Comment 21 Christoph Feck 2015-01-16 20:11:48 UTC
Created attachment 90458 [details]
Qt patch

Martin, sorry if this is off-topic.

I fixed qxcbconnection.cpp to use XRandR::GetScreenResourcesCurrent initially, i.e. unless it received an actual update request. Starting Qt5 apps is now 0.2 seconds faster.

But still it hangs for about 0.2 seconds in a second X request, and I cannot figure out how you made xtrace print timings. I used http://anonscm.debian.org/cgit/xtrace/xtrace.git and all output lines start with "000:>:XXX".
Comment 22 Christoph Feck 2015-01-16 20:31:26 UTC
Got it, "--help" did not mention "--timestamps".

The second costly request is GetScreenInfo, which unfortunately does not have a *Current variant.

The randrproto.txt has some descriptions about timestamps, which I cannot really follow, but it looks like GetScreenInfo is costly, because it does not know we are requesting "current" information, so effectively does a HW poll again.
Comment 23 Thomas Lübking 2015-01-16 20:39:47 UTC
Stupid question: how long do they take for you?
They're 0.6-0.8ms here each.
Comment 24 Christoph Feck 2015-01-16 20:54:44 UTC
GetScreenResources: 0.178 seconds
GetScreenInfo: 0.160 seconds

after patching:

GetScreenResourcesCurrent: 0.000 seconds
GetScreenInfo: 0.160 seconds

How do you get sub-milliseconds accuracy?
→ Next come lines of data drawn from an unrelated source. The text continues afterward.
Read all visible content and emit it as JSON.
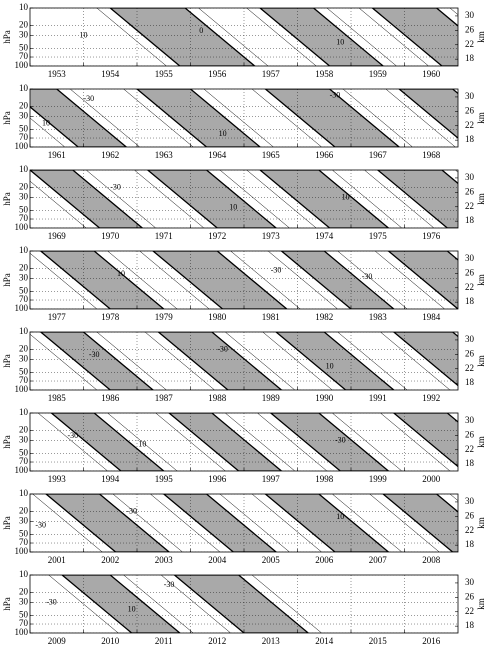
{
  "chart_data": [
    {
      "type": "contour",
      "xlim": [
        1953,
        1961
      ],
      "years": [
        1953,
        1954,
        1955,
        1956,
        1957,
        1958,
        1959,
        1960
      ],
      "ylim": [
        100,
        10
      ],
      "yticks": [
        10,
        20,
        30,
        50,
        70,
        100
      ],
      "log": true,
      "ylabel": "hPa",
      "y2lim": [
        16.1,
        32.2
      ],
      "y2ticks": [
        30,
        26,
        22,
        18
      ],
      "y2label": "km",
      "grid": true,
      "shade_color": "#a9a9a9",
      "westerly_phases": [
        [
          1954.5,
          1955.9
        ],
        [
          1957.3,
          1958.3
        ],
        [
          1959.4,
          1960.6
        ]
      ],
      "contour_labels": [
        {
          "x": 1954.0,
          "y": 30,
          "value": 10
        },
        {
          "x": 1956.2,
          "y": 25,
          "value": 0
        },
        {
          "x": 1958.8,
          "y": 40,
          "value": 10
        }
      ]
    },
    {
      "type": "contour",
      "xlim": [
        1961,
        1969
      ],
      "years": [
        1961,
        1962,
        1963,
        1964,
        1965,
        1966,
        1967,
        1968
      ],
      "ylim": [
        100,
        10
      ],
      "yticks": [
        10,
        20,
        30,
        50,
        70,
        100
      ],
      "log": true,
      "ylabel": "hPa",
      "y2lim": [
        16.1,
        32.2
      ],
      "y2ticks": [
        30,
        26,
        22,
        18
      ],
      "y2label": "km",
      "grid": true,
      "shade_color": "#a9a9a9",
      "westerly_phases": [
        [
          1960.6,
          1961.5
        ],
        [
          1963.0,
          1964.0
        ],
        [
          1965.4,
          1966.6
        ],
        [
          1967.9,
          1968.9
        ]
      ],
      "contour_labels": [
        {
          "x": 1962.1,
          "y": 15,
          "value": -30
        },
        {
          "x": 1961.3,
          "y": 40,
          "value": 10
        },
        {
          "x": 1964.6,
          "y": 60,
          "value": 10
        },
        {
          "x": 1966.7,
          "y": 13,
          "value": -30
        }
      ]
    },
    {
      "type": "contour",
      "xlim": [
        1969,
        1977
      ],
      "years": [
        1969,
        1970,
        1971,
        1972,
        1973,
        1974,
        1975,
        1976
      ],
      "ylim": [
        100,
        10
      ],
      "yticks": [
        10,
        20,
        30,
        50,
        70,
        100
      ],
      "log": true,
      "ylabel": "hPa",
      "y2lim": [
        16.1,
        32.2
      ],
      "y2ticks": [
        30,
        26,
        22,
        18
      ],
      "y2label": "km",
      "grid": true,
      "shade_color": "#a9a9a9",
      "westerly_phases": [
        [
          1969.0,
          1969.8
        ],
        [
          1971.2,
          1972.3
        ],
        [
          1973.3,
          1974.4
        ],
        [
          1975.5,
          1976.7
        ]
      ],
      "contour_labels": [
        {
          "x": 1970.6,
          "y": 20,
          "value": -30
        },
        {
          "x": 1972.8,
          "y": 45,
          "value": 10
        },
        {
          "x": 1974.9,
          "y": 30,
          "value": 10
        }
      ]
    },
    {
      "type": "contour",
      "xlim": [
        1977,
        1985
      ],
      "years": [
        1977,
        1978,
        1979,
        1980,
        1981,
        1982,
        1983,
        1984
      ],
      "ylim": [
        100,
        10
      ],
      "yticks": [
        10,
        20,
        30,
        50,
        70,
        100
      ],
      "log": true,
      "ylabel": "hPa",
      "y2lim": [
        16.1,
        32.2
      ],
      "y2ticks": [
        30,
        26,
        22,
        18
      ],
      "y2label": "km",
      "grid": true,
      "shade_color": "#a9a9a9",
      "westerly_phases": [
        [
          1977.2,
          1978.2
        ],
        [
          1979.3,
          1980.5
        ],
        [
          1981.7,
          1982.5
        ],
        [
          1983.7,
          1984.8
        ]
      ],
      "contour_labels": [
        {
          "x": 1978.7,
          "y": 25,
          "value": 10
        },
        {
          "x": 1981.6,
          "y": 22,
          "value": -30
        },
        {
          "x": 1983.3,
          "y": 28,
          "value": -30
        }
      ]
    },
    {
      "type": "contour",
      "xlim": [
        1985,
        1993
      ],
      "years": [
        1985,
        1986,
        1987,
        1988,
        1989,
        1990,
        1991,
        1992
      ],
      "ylim": [
        100,
        10
      ],
      "yticks": [
        10,
        20,
        30,
        50,
        70,
        100
      ],
      "log": true,
      "ylabel": "hPa",
      "y2lim": [
        16.1,
        32.2
      ],
      "y2ticks": [
        30,
        26,
        22,
        18
      ],
      "y2label": "km",
      "grid": true,
      "shade_color": "#a9a9a9",
      "westerly_phases": [
        [
          1985.2,
          1986.0
        ],
        [
          1987.4,
          1988.4
        ],
        [
          1989.6,
          1990.5
        ],
        [
          1991.8,
          1992.9
        ]
      ],
      "contour_labels": [
        {
          "x": 1986.2,
          "y": 25,
          "value": -30
        },
        {
          "x": 1988.6,
          "y": 20,
          "value": -30
        },
        {
          "x": 1990.6,
          "y": 40,
          "value": 10
        }
      ]
    },
    {
      "type": "contour",
      "xlim": [
        1993,
        2001
      ],
      "years": [
        1993,
        1994,
        1995,
        1996,
        1997,
        1998,
        1999,
        2000
      ],
      "ylim": [
        100,
        10
      ],
      "yticks": [
        10,
        20,
        30,
        50,
        70,
        100
      ],
      "log": true,
      "ylabel": "hPa",
      "y2lim": [
        16.1,
        32.2
      ],
      "y2ticks": [
        30,
        26,
        22,
        18
      ],
      "y2label": "km",
      "grid": true,
      "shade_color": "#a9a9a9",
      "westerly_phases": [
        [
          1993.4,
          1994.2
        ],
        [
          1995.6,
          1996.4
        ],
        [
          1997.5,
          1998.4
        ],
        [
          1999.8,
          2000.8
        ]
      ],
      "contour_labels": [
        {
          "x": 1993.8,
          "y": 25,
          "value": -30
        },
        {
          "x": 1995.1,
          "y": 35,
          "value": 10
        },
        {
          "x": 1998.8,
          "y": 30,
          "value": -30
        }
      ]
    },
    {
      "type": "contour",
      "xlim": [
        2001,
        2009
      ],
      "years": [
        2001,
        2002,
        2003,
        2004,
        2005,
        2006,
        2007,
        2008
      ],
      "ylim": [
        100,
        10
      ],
      "yticks": [
        10,
        20,
        30,
        50,
        70,
        100
      ],
      "log": true,
      "ylabel": "hPa",
      "y2lim": [
        16.1,
        32.2
      ],
      "y2ticks": [
        30,
        26,
        22,
        18
      ],
      "y2label": "km",
      "grid": true,
      "shade_color": "#a9a9a9",
      "westerly_phases": [
        [
          2001.3,
          2002.3
        ],
        [
          2003.5,
          2004.3
        ],
        [
          2005.4,
          2006.4
        ],
        [
          2007.6,
          2008.6
        ]
      ],
      "contour_labels": [
        {
          "x": 2001.2,
          "y": 35,
          "value": -30
        },
        {
          "x": 2002.9,
          "y": 20,
          "value": -30
        },
        {
          "x": 2006.8,
          "y": 25,
          "value": 10
        }
      ]
    },
    {
      "type": "contour",
      "xlim": [
        2009,
        2017
      ],
      "years": [
        2009,
        2010,
        2011,
        2012,
        2013,
        2014,
        2015,
        2016
      ],
      "ylim": [
        100,
        10
      ],
      "yticks": [
        10,
        20,
        30,
        50,
        70,
        100
      ],
      "log": true,
      "ylabel": "hPa",
      "y2lim": [
        16.1,
        32.2
      ],
      "y2ticks": [
        30,
        26,
        22,
        18
      ],
      "y2label": "km",
      "grid": true,
      "shade_color": "#a9a9a9",
      "westerly_phases": [
        [
          2009.6,
          2010.5
        ],
        [
          2011.7,
          2012.9
        ]
      ],
      "contour_labels": [
        {
          "x": 2009.4,
          "y": 30,
          "value": -30
        },
        {
          "x": 2010.9,
          "y": 40,
          "value": 10
        },
        {
          "x": 2011.6,
          "y": 15,
          "value": -30
        }
      ]
    }
  ]
}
The timestamps here only display three decimal places.
Comment 25 Thomas Lübking 2015-01-16 21:18:57 UTC
D'ohh - I don't.

I thought the stamps were uptime (but you need to pass --monotonic-timestamps) while they're just epoch. So the calls last 60-80ms each)
Comment 26 Martin Flöser 2015-01-21 08:26:19 UTC
Git commit 14659a9907ce868af6dc39e39cecc120797e7a2d by Martin Gräßlin.
Committed on 15/01/2015 at 15:31.
Pushed by graesslin into branch 'master'.

Split Client::checkActivities into two parts

REVIEW: 122087

M  +21   -2    client.cpp
M  +2    -0    client.h
M  +2    -1    manage.cpp

http://commits.kde.org/kwin/14659a9907ce868af6dc39e39cecc120797e7a2d
Comment 27 Martin Flöser 2015-01-21 09:19:48 UTC
Git commit 7e4307b263ed6850c9a22424c8b58ec8f9422eee by Martin Gräßlin.
Committed on 21/01/2015 at 09:17.
Pushed by graesslin into branch 'master'.

Use new KWindowSystem::icon overload taking a NETWinInfo*

Removes roundtrips to the X-server when reading the icons.

Requires kwindowsystem.git as of 6f941a5 (version 5.7).

M  +5    -5    client.cpp
M  +2    -1    manage.cpp

http://commits.kde.org/kwin/7e4307b263ed6850c9a22424c8b58ec8f9422eee
Comment 28 Martin Flöser 2016-11-03 12:57:29 UTC
KWin's ::manage is quite fast nowadays and tries to not do any roundtrips. What remains is the problem of Qt querying xrandr. That's upstream, so setting the bug to upstream.